La provincia inició la distribución de equipos especializados para traslados y atención de pacientes neonatales en los hospitales públicos.
El sistema de salud pública de Río Negro dio un nuevo paso en el fortalecimiento de la atención neonatal con la incorporación de 11 incubadoras de transporte de alta complejidad, equipamiento que ya comenzó a ser distribuido en distintos hospitales de la provincia. Entre las ciudades beneficiadas, Cipolletti se posiciona como uno de los puntos estratégicos para la atención y derivación de recién nacidos en estado crítico, consolidando su rol dentro de la red sanitaria regional.

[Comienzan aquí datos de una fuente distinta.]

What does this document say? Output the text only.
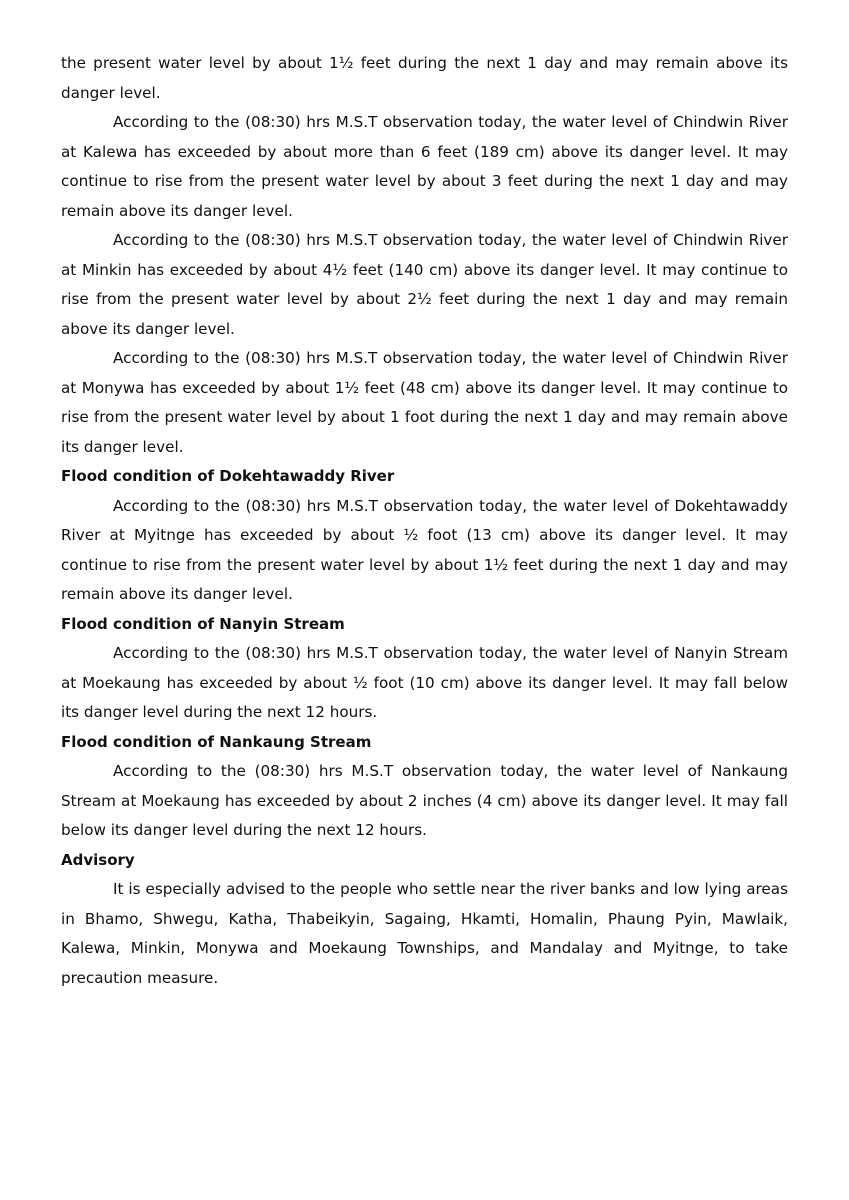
the present water level by about 1½ feet during the next 1 day and may remain above its danger level.

According to the (08:30) hrs M.S.T observation today, the water level of Chindwin River at Kalewa has exceeded by about more than 6 feet (189 cm) above its danger level. It may continue to rise from the present water level by about 3 feet during the next 1 day and may remain above its danger level.

According to the (08:30) hrs M.S.T observation today, the water level of Chindwin River at Minkin has exceeded by about 4½ feet (140 cm) above its danger level. It may continue to rise from the present water level by about 2½ feet during the next 1 day and may remain above its danger level.

According to the (08:30) hrs M.S.T observation today, the water level of Chindwin River at Monywa has exceeded by about 1½ feet (48 cm) above its danger level. It may continue to rise from the present water level by about 1 foot during the next 1 day and may remain above its danger level.

Flood condition of Dokehtawaddy River

According to the (08:30) hrs M.S.T observation today, the water level of Dokehtawaddy River at Myitnge has exceeded by about ½ foot (13 cm) above its danger level. It may continue to rise from the present water level by about 1½ feet during the next 1 day and may remain above its danger level.

Flood condition of Nanyin Stream

According to the (08:30) hrs M.S.T observation today, the water level of Nanyin Stream at Moekaung has exceeded by about ½ foot (10 cm) above its danger level. It may fall below its danger level during the next 12 hours.

Flood condition of Nankaung Stream

According to the (08:30) hrs M.S.T observation today, the water level of Nankaung Stream at Moekaung has exceeded by about 2 inches (4 cm) above its danger level. It may fall below its danger level during the next 12 hours.

Advisory

It is especially advised to the people who settle near the river banks and low lying areas in Bhamo, Shwegu, Katha, Thabeikyin, Sagaing, Hkamti, Homalin, Phaung Pyin, Mawlaik, Kalewa, Minkin, Monywa and Moekaung Townships, and Mandalay and Myitnge, to take precaution measure.
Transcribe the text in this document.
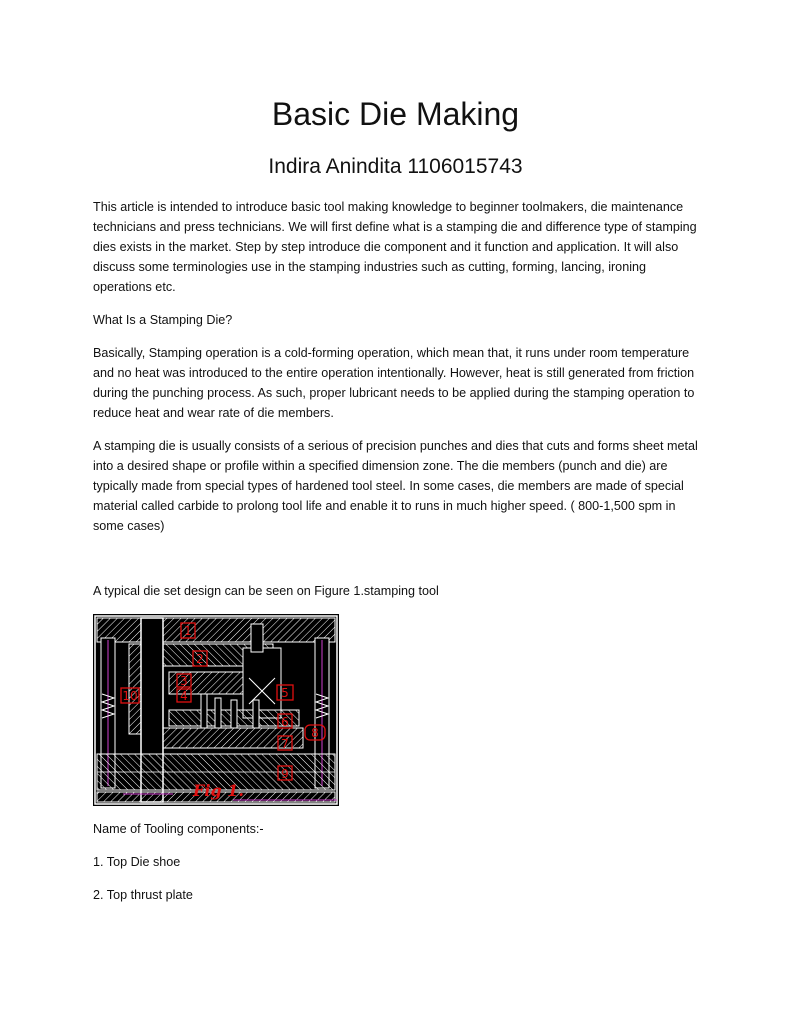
Basic Die Making
Indira Anindita 1106015743

This article is intended to introduce basic tool making knowledge to beginner toolmakers, die maintenance technicians and press technicians. We will first define what is a stamping die and difference type of stamping dies exists in the market. Step by step introduce die component and it function and application. It will also discuss some terminologies use in the stamping industries such as cutting, forming, lancing, ironing operations etc.

What Is a Stamping Die?

Basically, Stamping operation is a cold-forming operation, which mean that, it runs under room temperature and no heat was introduced to the entire operation intentionally. However, heat is still generated from friction during the punching process. As such, proper lubricant needs to be applied during the stamping operation to reduce heat and wear rate of die members.

A stamping die is usually consists of a serious of precision punches and dies that cuts and forms sheet metal into a desired shape or profile within a specified dimension zone. The die members (punch and die) are typically made from special types of hardened tool steel. In some cases, die members are made of special material called carbide to prolong tool life and enable it to runs in much higher speed. ( 800-1,500 spm in some cases)

A typical die set design can be seen on Figure 1.stamping tool

1
2
3
4	5
6
7
8
9
10
Fig 1.

Name of Tooling components:-

1. Top Die shoe

2. Top thrust plate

La medida, impulsada por el Gobierno provincial, apunta a optimizar los traslados de bebés prematuros o con patologías de alto riesgo, garantizando condiciones seguras y controladas durante todo el proceso. Las nuevas incubadoras serán integradas a ambulancias de máxima complejidad, lo que permitirá elevar significativamente la capacidad de respuesta ante emergencias neonatales.
La asignación de estos equipos no es casual. Cipolletti, junto a otras ciudades como Viedma, General Roca y Bariloche, forma parte de una red de hospitales que funcionan como nodos de derivación en el territorio rionegrino. En ese esquema, el hospital local cumple un papel central debido a su ubicación estratégica y a la complejidad de sus servicios.

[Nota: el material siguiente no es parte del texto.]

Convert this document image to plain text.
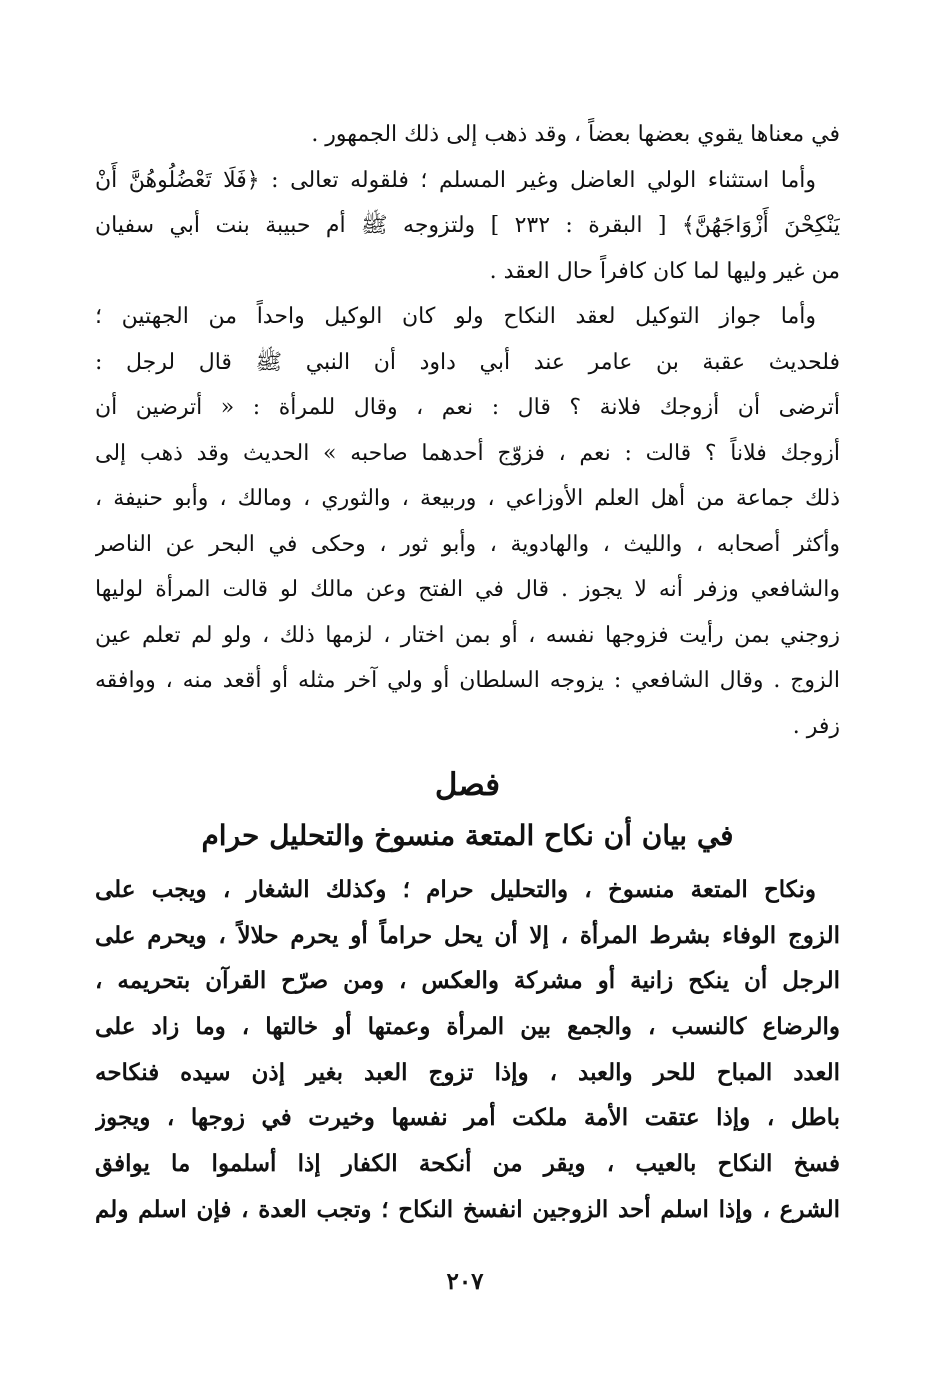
في معناها يقوي بعضها بعضاً ، وقد ذهب إلى ذلك الجمهور .
وأما استثناء الولي العاضل وغير المسلم ؛ فلقوله تعالى : ﴿فَلَا تَعْضُلُوهُنَّ أَنْ
يَنْكِحْنَ أَزْوَاجَهُنَّ﴾ [ البقرة : ٢٣٢ ] ولتزوجه ﷺ أم حبيبة بنت أبي سفيان
من غير وليها لما كان كافراً حال العقد .
وأما جواز التوكيل لعقد النكاح ولو كان الوكيل واحداً من الجهتين ؛
فلحديث عقبة بن عامر عند أبي داود أن النبي ﷺ قال لرجل :
أترضى أن أزوجك فلانة ؟ قال : نعم ، وقال للمرأة : « أترضين أن
أزوجك فلاناً ؟ قالت : نعم ، فزوّج أحدهما صاحبه » الحديث وقد ذهب إلى
ذلك جماعة من أهل العلم الأوزاعي ، وربيعة ، والثوري ، ومالك ، وأبو حنيفة ،
وأكثر أصحابه ، والليث ، والهادوية ، وأبو ثور ، وحكى في البحر عن الناصر
والشافعي وزفر أنه لا يجوز . قال في الفتح وعن مالك لو قالت المرأة لوليها
زوجني بمن رأيت فزوجها نفسه ، أو بمن اختار ، لزمها ذلك ، ولو لم تعلم عين
الزوج . وقال الشافعي : يزوجه السلطان أو ولي آخر مثله أو أقعد منه ، ووافقه
زفر .
فصل
في بيان أن نكاح المتعة منسوخ والتحليل حرام
ونكاح المتعة منسوخ ، والتحليل حرام ؛ وكذلك الشغار ، ويجب على
الزوج الوفاء بشرط المرأة ، إلا أن يحل حراماً أو يحرم حلالاً ، ويحرم على
الرجل أن ينكح زانية أو مشركة والعكس ، ومن صرّح القرآن بتحريمه ،
والرضاع كالنسب ، والجمع بين المرأة وعمتها أو خالتها ، وما زاد على
العدد المباح للحر والعبد ، وإذا تزوج العبد بغير إذن سيده فنكاحه
باطل ، وإذا عتقت الأمة ملكت أمر نفسها وخيرت في زوجها ، ويجوز
فسخ النكاح بالعيب ، ويقر من أنكحة الكفار إذا أسلموا ما يوافق
الشرع ، وإذا اسلم أحد الزوجين انفسخ النكاح ؛ وتجب العدة ، فإن اسلم ولم
٢٠٧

Con la llegada de estas incubadoras, las ambulancias de alta complejidad que operan en la ciudad quedarán completamente equipadas para realizar traslados neonatales críticos sin necesidad de derivaciones intermedias, reduciendo tiempos y riesgos en situaciones donde cada minuto es determinante.

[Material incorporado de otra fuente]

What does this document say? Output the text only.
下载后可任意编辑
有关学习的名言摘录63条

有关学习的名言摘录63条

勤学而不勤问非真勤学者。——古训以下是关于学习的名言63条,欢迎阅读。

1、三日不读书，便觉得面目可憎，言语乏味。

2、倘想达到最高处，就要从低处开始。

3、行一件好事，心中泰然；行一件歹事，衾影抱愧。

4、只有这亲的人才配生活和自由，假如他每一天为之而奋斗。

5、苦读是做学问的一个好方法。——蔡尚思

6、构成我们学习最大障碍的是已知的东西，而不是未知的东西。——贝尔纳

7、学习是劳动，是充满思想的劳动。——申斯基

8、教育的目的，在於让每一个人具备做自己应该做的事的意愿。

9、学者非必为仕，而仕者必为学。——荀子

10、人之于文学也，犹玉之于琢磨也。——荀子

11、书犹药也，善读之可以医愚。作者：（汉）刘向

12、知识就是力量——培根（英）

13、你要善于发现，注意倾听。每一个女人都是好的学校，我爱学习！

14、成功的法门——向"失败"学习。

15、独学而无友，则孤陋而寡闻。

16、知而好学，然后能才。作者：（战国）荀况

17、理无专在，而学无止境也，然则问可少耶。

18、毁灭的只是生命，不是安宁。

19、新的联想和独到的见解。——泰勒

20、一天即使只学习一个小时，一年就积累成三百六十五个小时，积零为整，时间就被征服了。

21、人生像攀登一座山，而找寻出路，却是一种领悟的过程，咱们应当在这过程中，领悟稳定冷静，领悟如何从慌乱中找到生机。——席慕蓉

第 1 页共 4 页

La incorporación de este equipamiento se enmarca dentro del Plan Provincial de Salud y complementa una inversión previa realizada en octubre de 2025, cuando se sumaron 43 ambulancias completamente equipadas. De ese total, 11 unidades corresponden a la categoría de mayor complejidad, justamente las que ahora reciben estas incubadoras para completar su funcionalidad.
Desde el Ministerio de Salud destacaron que esta política busca garantizar equidad en el acceso a servicios de alta complejidad, independientemente de la ubicación geográfica. En ese sentido, la distribución de los equipos abarca distintas regiones de la provincia, desde la costa atlántica hasta la Línea Sur.
La subsecretaria de Programas de Salud y Monitoreo de Resultados Sanitarios, Gabriela Sánchez, subrayó que la incorporación “completa una estrategia centrada en mejorar la calidad y seguridad en los traslados”, y remarcó la importancia de contar con tecnología que permita monitorear en tiempo real el estado del paciente.
Las incubadoras adquiridas cuentan con estándares internacionales de seguridad y están clasificadas como equipamiento médico de alto riesgo. Su diseño permite mantener condiciones estables durante el traslado, evitando factores que puedan agravar el estado de los recién nacidos.
Entre sus principales características se destaca el sistema microprocesado de doble modo, que permite regular automáticamente la temperatura en función de los parámetros del bebé. Este control térmico resulta clave para evitar la pérdida de calor, uno de los principales riesgos en neonatos prematuros.
Además, las unidades cuentan con una cúpula de acrílico de doble pared que mejora el aislamiento, un sistema de filtrado de aire que garantiza un ambiente limpio, y una interfaz digital con pantalla táctil que permite monitorear variables vitales en tiempo real.
Otro aspecto relevante es su autonomía energética. Las incubadoras pueden funcionar conectadas a la red eléctrica, al sistema del vehículo o mediante baterías internas que aseguran hasta cuatro horas de funcionamiento continuo, incluso ante fallas o contingencias.